Temora stylifera is a copepod primarily found in the Atlantic and surrounding waters.

==Description==
The female of T. stylifera ranges in length from about 1.2 to 2.1 mm, and the male is generally between about 1 and 1.9 mm in length.

==Distribution==
T. stylifera is primarily found in the Atlantic, off of the coasts of Central America, northern South America, western Europe, and northern Africa. It can also be found in large numbers in the Mediterranean Sea and Red Sea.

==Ecology==
===Life cycle and reproduction===
Although T. stylifera is a continuous breeder, it experiences seasonal fluctuations in egg production rate. During one study in the Gulf of Naples, maximum egg production rates were found to occur from about February to July, with minimum rates found between about August and mid-October. In an earlier study, however, maximum egg production was found in late summer, with a period of minimal reproduction occurring in winter.

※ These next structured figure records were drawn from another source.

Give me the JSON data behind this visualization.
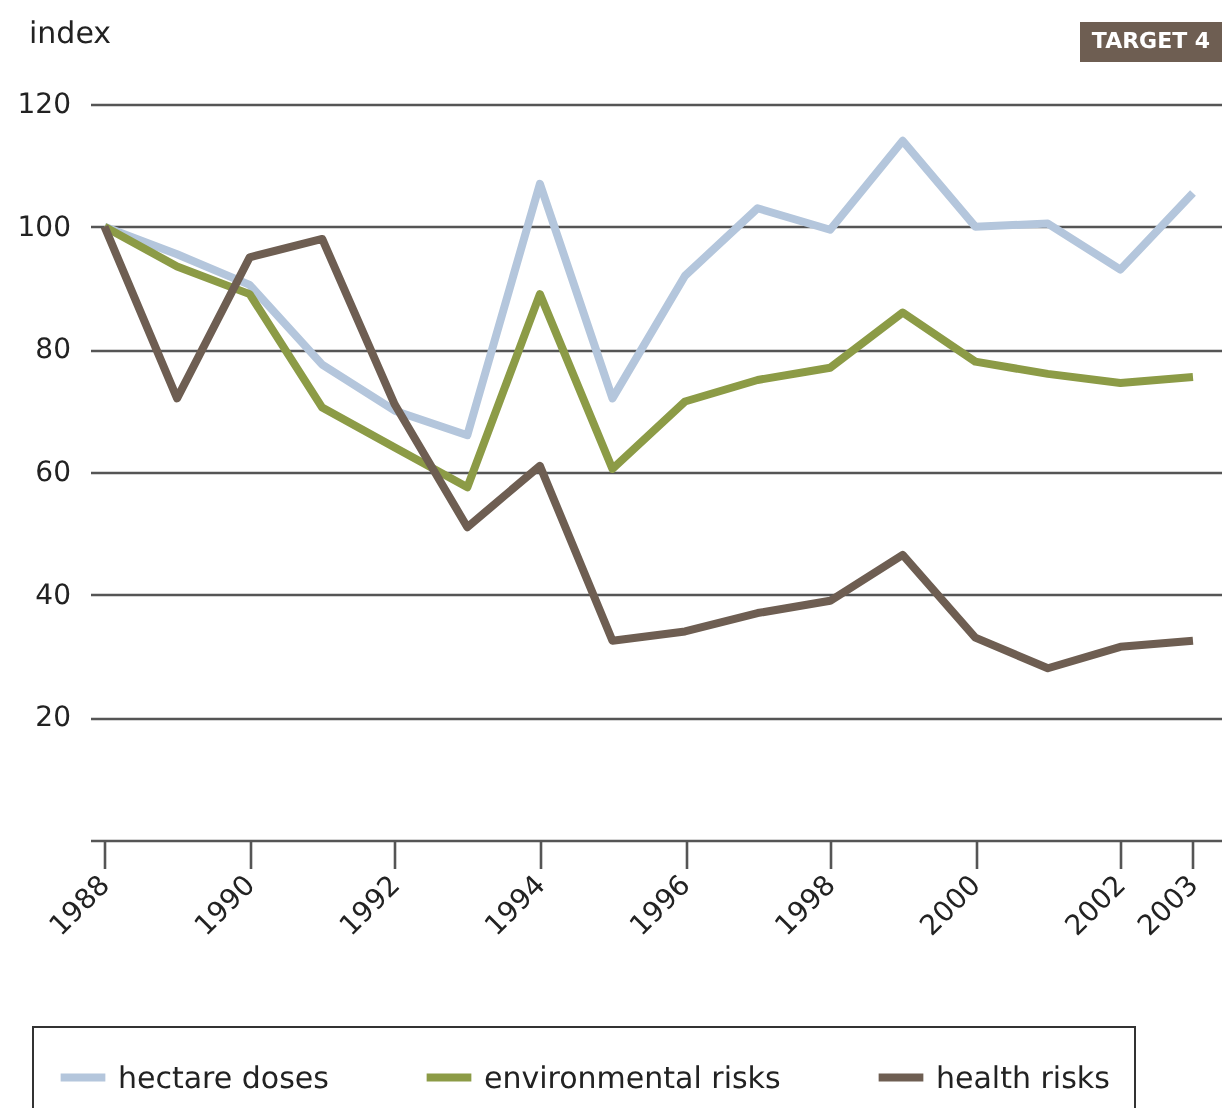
{
  "chart_data": {
    "type": "line",
    "ylabel": "index",
    "annotations": [
      "TARGET 4"
    ],
    "x": [
      1988,
      1989,
      1990,
      1991,
      1992,
      1993,
      1994,
      1995,
      1996,
      1997,
      1998,
      1999,
      2000,
      2001,
      2002,
      2003
    ],
    "series": [
      {
        "name": "hectare doses",
        "color": "#b4c6dc",
        "values": [
          100,
          95.5,
          90.5,
          77.5,
          70,
          66,
          107,
          72,
          92,
          103,
          99.5,
          114,
          100,
          100.5,
          93,
          105.5
        ]
      },
      {
        "name": "environmental risks",
        "color": "#8c9b46",
        "values": [
          100,
          93.5,
          89,
          70.5,
          64,
          57.5,
          89,
          60.5,
          71.5,
          75,
          77,
          86,
          78,
          76,
          74.5,
          75.5
        ]
      },
      {
        "name": "health risks",
        "color": "#6e5e52",
        "values": [
          100,
          72,
          95,
          98,
          71,
          51,
          61,
          32.5,
          34,
          37,
          39,
          46.5,
          33,
          28,
          31.5,
          32.5
        ]
      }
    ],
    "xlim": [
      1987.8,
      2003.4
    ],
    "xticks": [
      1988,
      1990,
      1992,
      1994,
      1996,
      1998,
      2000,
      2002,
      2003
    ],
    "ylim": [
      0,
      120
    ],
    "yticks": [
      20,
      40,
      60,
      80,
      100,
      120
    ],
    "grid": "y",
    "legend": "bottom",
    "marker": "none",
    "line_style": "solid"
  }
}
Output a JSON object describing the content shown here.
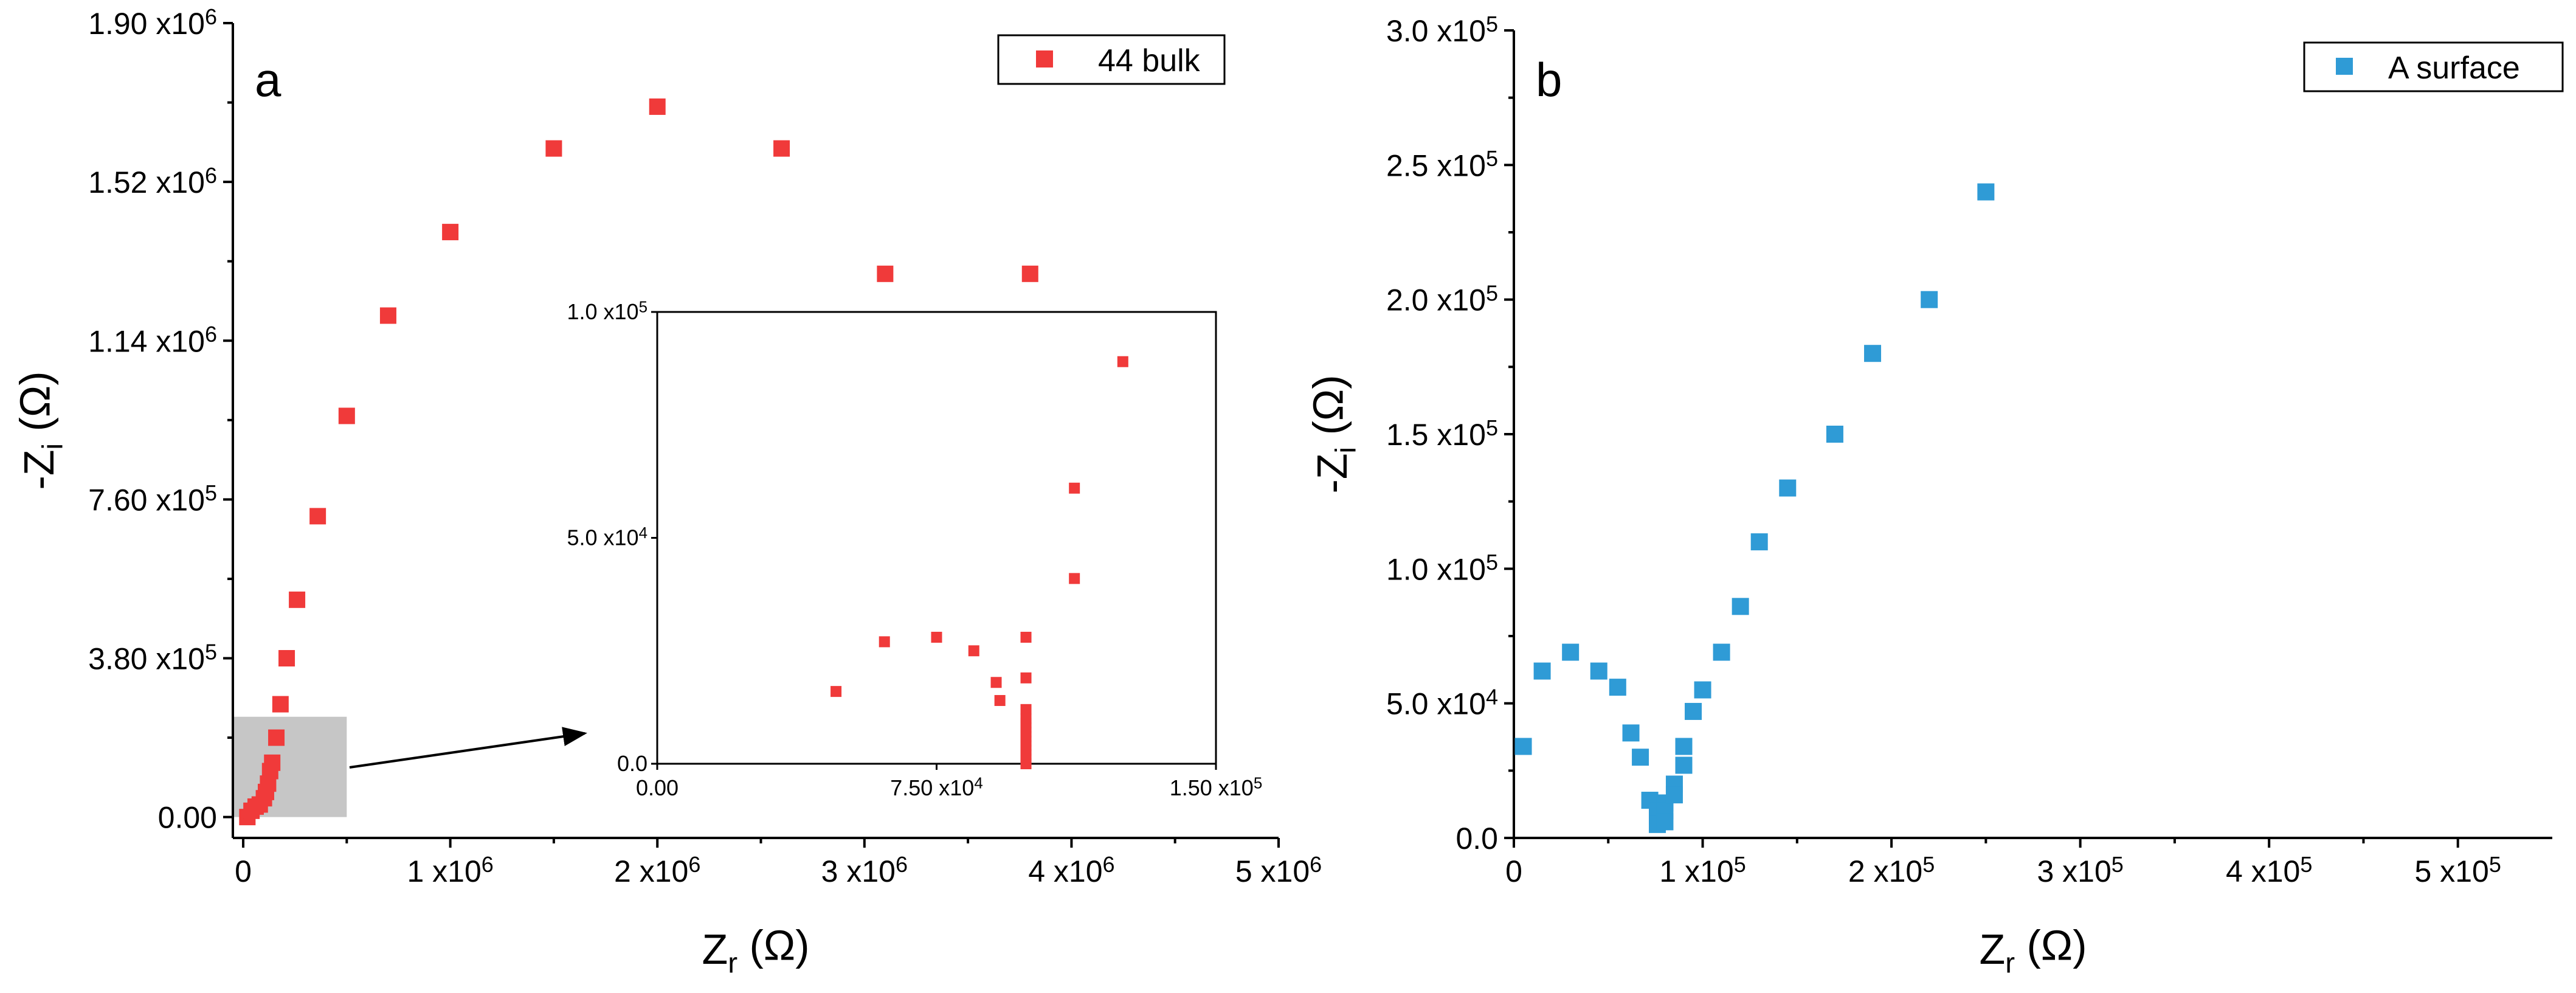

Females can only go about three or four days before needing to remate to continue to produce fertile eggs. The eggs hatch about 88% of the time, with a decrease in success from September to October, and stage I nauplii survive to stage II about 12% of the time. All stages of T. stylifera (from stage I nauplii to adults) are most abundant in the Gulf of Naples from August to October. During this time, stage I through III nauplii are mainly concentrated in the top 10 m of depth (although they range to 30 m), and the older nauplii are mainly concentrated in the 30 m closest to the surface (but they can be found deeper than this). Copepodite stages I through IV are generally more abundant than stage V copepodites. Stage I through III copepodites are usually found in the top 40 m of the water column, with the distribution of older stages being variable. At some stations, older copepodites are generally found in the top 40 m, whereas at some stations, the distributions may be deeper in the season of highest abundance.